Periodontitis is a prevalent, chronic inflammatory, non-communicable disease, affecting over 50% of adults worldwide, while cardiovascular disease-related mortality accounts for 31% of all global deaths. Increasing evidence links periodontitis with cardiovascular disease. Less established is how different types of oral bacteria influence endothelial inflammation and how this contributes to atherosclerotic plaque development. This study uses both single-species planktonic-grown bacteria and multispecies biofilm fragments to examine the interaction of oral bacteria with the endothelium in vitro and assesses the resulting inflammatory responses.
Inflammatory cytokines (CXCL8, CCL2, IL-6), and the adhesion molecule VCAM-1, were investigated, as these molecules are instrumental in atherosclerosis pathogenesis. Short-term bacterial-endothelial cell interaction did not induce cell damage. Upon infection, endothelial cells displayed species-specific inflammatory responses to planktonic oral bacteria.

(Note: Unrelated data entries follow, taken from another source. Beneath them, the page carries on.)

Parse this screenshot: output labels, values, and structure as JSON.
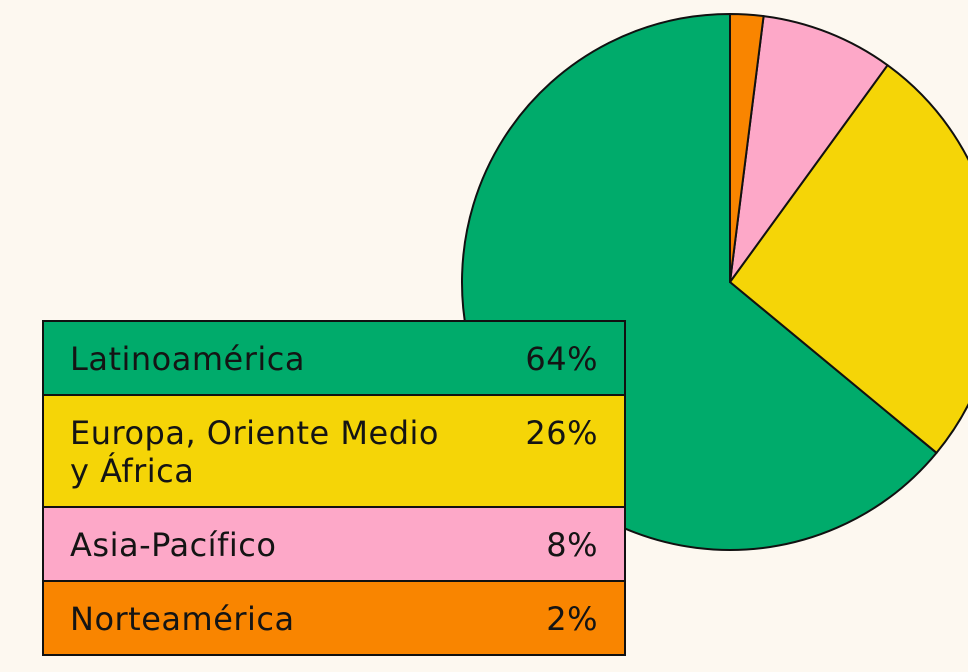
{
  "chart_data": {
    "type": "pie",
    "categories": [
      "Latinoamérica",
      "Europa, Oriente Medio y África",
      "Asia-Pacífico",
      "Norteamérica"
    ],
    "values": [
      64,
      26,
      8,
      2
    ],
    "value_labels": [
      "64%",
      "26%",
      "8%",
      "2%"
    ],
    "colors": [
      "#00ab6b",
      "#f5d507",
      "#fda8c8",
      "#f98500"
    ]
  }
}
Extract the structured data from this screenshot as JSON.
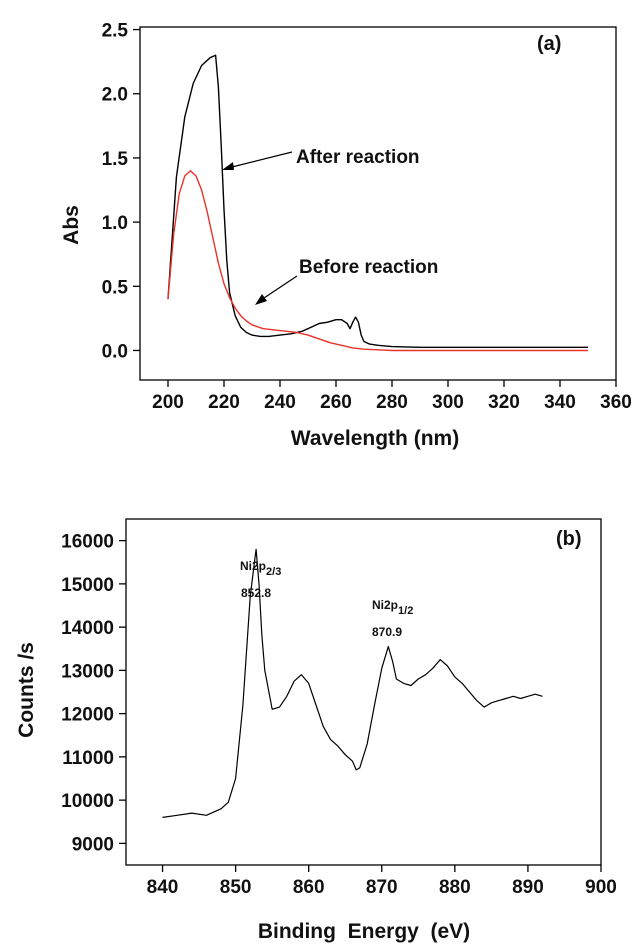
{
  "chart_data": [
    {
      "type": "line",
      "panel_label": "(a)",
      "xlabel": "Wavelength (nm)",
      "ylabel": "Abs",
      "xlim": [
        190,
        360
      ],
      "ylim": [
        -0.23,
        2.52
      ],
      "x_ticks": [
        200,
        220,
        240,
        260,
        280,
        300,
        320,
        340,
        360
      ],
      "y_ticks": [
        "0.0",
        "0.5",
        "1.0",
        "1.5",
        "2.0",
        "2.5"
      ],
      "grid": false,
      "series": [
        {
          "name": "After reaction",
          "color": "#000000",
          "x": [
            200,
            203,
            206,
            209,
            212,
            215,
            217,
            218,
            219,
            220,
            221,
            222,
            224,
            226,
            228,
            230,
            233,
            236,
            240,
            244,
            248,
            251,
            254,
            257,
            260,
            262,
            264,
            265,
            266,
            267,
            268,
            269,
            270,
            272,
            275,
            280,
            290,
            300,
            320,
            350
          ],
          "y": [
            0.4,
            1.35,
            1.82,
            2.08,
            2.22,
            2.28,
            2.3,
            2.05,
            1.6,
            1.1,
            0.7,
            0.45,
            0.27,
            0.18,
            0.14,
            0.12,
            0.11,
            0.11,
            0.12,
            0.13,
            0.15,
            0.18,
            0.21,
            0.22,
            0.24,
            0.24,
            0.21,
            0.17,
            0.22,
            0.26,
            0.22,
            0.12,
            0.07,
            0.05,
            0.04,
            0.03,
            0.025,
            0.025,
            0.025,
            0.025
          ]
        },
        {
          "name": "Before reaction",
          "color": "#e8332a",
          "x": [
            200,
            202,
            204,
            206,
            208,
            210,
            212,
            214,
            216,
            218,
            220,
            222,
            224,
            226,
            228,
            230,
            234,
            238,
            242,
            246,
            250,
            254,
            258,
            262,
            266,
            270,
            275,
            280,
            290,
            300,
            320,
            350
          ],
          "y": [
            0.4,
            0.9,
            1.22,
            1.36,
            1.4,
            1.36,
            1.25,
            1.08,
            0.88,
            0.68,
            0.52,
            0.41,
            0.33,
            0.27,
            0.23,
            0.2,
            0.17,
            0.16,
            0.15,
            0.14,
            0.12,
            0.09,
            0.06,
            0.04,
            0.02,
            0.01,
            0.005,
            0.0,
            0.0,
            0.0,
            0.0,
            0.0
          ]
        }
      ],
      "annotations": [
        {
          "text": "After reaction",
          "x": 256,
          "y": 1.49,
          "arrow_from": [
            252,
            1.55
          ],
          "arrow_to": [
            219,
            1.4
          ]
        },
        {
          "text": "Before reaction",
          "x": 259,
          "y": 0.62,
          "arrow_from": [
            258,
            0.6
          ],
          "arrow_to": [
            228,
            0.34
          ]
        }
      ]
    },
    {
      "type": "line",
      "panel_label": "(b)",
      "xlabel": "Binding  Energy  (eV)",
      "ylabel": "Counts /s",
      "xlim": [
        835,
        900
      ],
      "ylim": [
        8500,
        16500
      ],
      "x_ticks": [
        840,
        850,
        860,
        870,
        880,
        890,
        900
      ],
      "y_ticks": [
        9000,
        10000,
        11000,
        12000,
        13000,
        14000,
        15000,
        16000
      ],
      "grid": false,
      "series": [
        {
          "name": "",
          "color": "#000000",
          "x": [
            840,
            842,
            844,
            846,
            848,
            849,
            850,
            851,
            852,
            852.5,
            852.8,
            853.2,
            853.6,
            854,
            855,
            856,
            857,
            858,
            859,
            860,
            861,
            862,
            863,
            864,
            865,
            866,
            866.5,
            867,
            868,
            869,
            870,
            870.9,
            871.5,
            872,
            873,
            874,
            875,
            876,
            877,
            878,
            879,
            880,
            881,
            882,
            883,
            884,
            885,
            886,
            887,
            888,
            889,
            890,
            891,
            892
          ],
          "y": [
            9600,
            9650,
            9700,
            9650,
            9800,
            9950,
            10500,
            12200,
            14700,
            15400,
            15800,
            15000,
            13800,
            13000,
            12100,
            12150,
            12400,
            12750,
            12900,
            12700,
            12200,
            11700,
            11400,
            11250,
            11050,
            10900,
            10700,
            10750,
            11300,
            12200,
            13050,
            13550,
            13200,
            12800,
            12700,
            12650,
            12800,
            12900,
            13050,
            13250,
            13100,
            12850,
            12700,
            12500,
            12300,
            12150,
            12250,
            12300,
            12350,
            12400,
            12350,
            12400,
            12450,
            12400
          ]
        }
      ],
      "annotations": [
        {
          "text": "Ni2p",
          "sub": "2/3",
          "value": "852.8",
          "x": 852.8
        },
        {
          "text": "Ni2p",
          "sub": "1/2",
          "value": "870.9",
          "x": 870.9
        }
      ]
    }
  ]
}
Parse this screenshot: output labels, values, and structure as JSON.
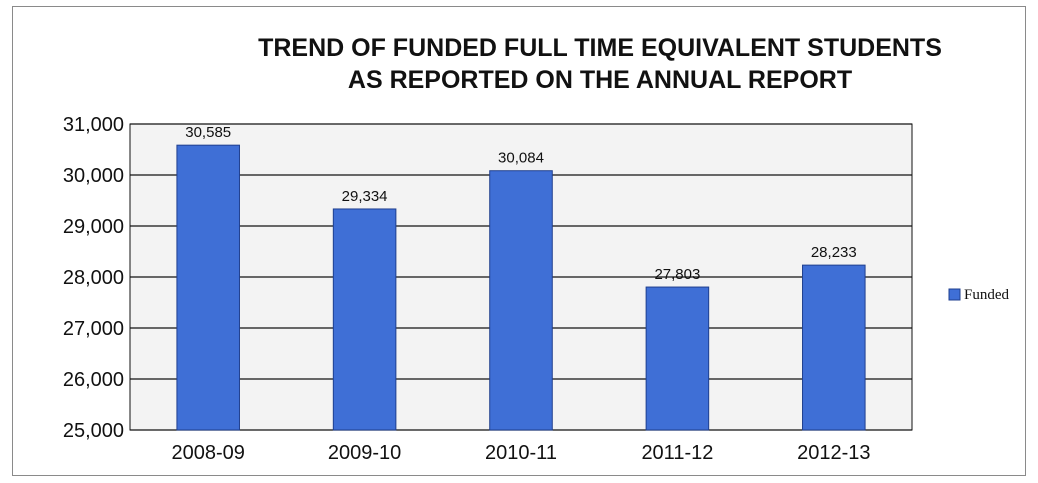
{
  "chart_data": {
    "type": "bar",
    "title": [
      "TREND OF FUNDED FULL TIME EQUIVALENT STUDENTS",
      "AS REPORTED ON THE ANNUAL REPORT"
    ],
    "categories": [
      "2008-09",
      "2009-10",
      "2010-11",
      "2011-12",
      "2012-13"
    ],
    "series": [
      {
        "name": "Funded",
        "values": [
          30585,
          29334,
          30084,
          27803,
          28233
        ]
      }
    ],
    "data_labels": [
      "30,585",
      "29,334",
      "30,084",
      "27,803",
      "28,233"
    ],
    "ylim": [
      25000,
      31000
    ],
    "yticks": [
      "25,000",
      "26,000",
      "27,000",
      "28,000",
      "29,000",
      "30,000",
      "31,000"
    ],
    "grid": true,
    "legend_position": "right",
    "colors": {
      "bar_fill": "#3f6fd6",
      "bar_edge": "#1f3f8f",
      "plot_bg": "#f3f3f3",
      "grid": "#111111"
    }
  }
}
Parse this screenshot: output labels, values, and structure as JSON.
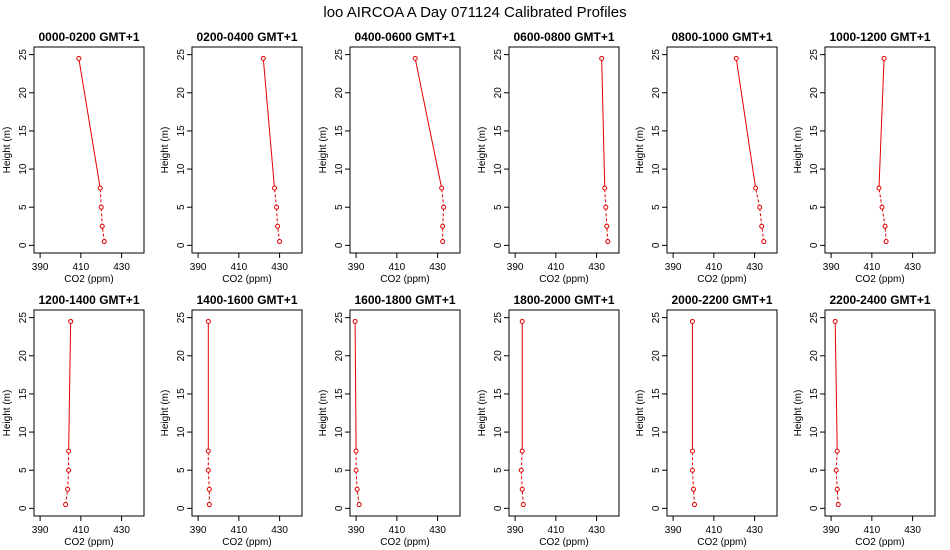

S. mitis stimulated no immune response, P. gingivalis produced low gene responses but undetectable protein secretion due to gingipain degradation. T. forsythia and A. actinomycetemcomitans produced gene and protein responses at high MOI only. In contrast, F. polymorphum and F. nucleatum induced large gene expression and protein secretion responses in an MOI-dependent manner. Multispecies biofilm fragments bound to the endothelium and stimulated a pro-inflammatory gene response, although this did not translate into protein release due to gingipain-mediated degradation. When wild-type P. gingivalis was replaced with a gingipain-null mutant, levels of pro-inflammatory chemokines were significantly elevated. THP-1 monocytes were also shown to firmly adhere to biofilm fragment-stimulated endothelial cells.
In conclusion, oral pathobionts may play different roles when interacting with the endothelium, with Fusobacterium driving endothelial-mediated immune responses compared to other bacteria. Novel multispecies studies indicate that P. gingivalis levels in biofilm are instrumental in determining the outcome of biofilm/endothelial interactions. These data highlight the importance of studying the periodontitis-atherosclerosis link using multispecies biofilm and bring us closer to better understanding the mechanisms of periodontal-mediated systemic disease.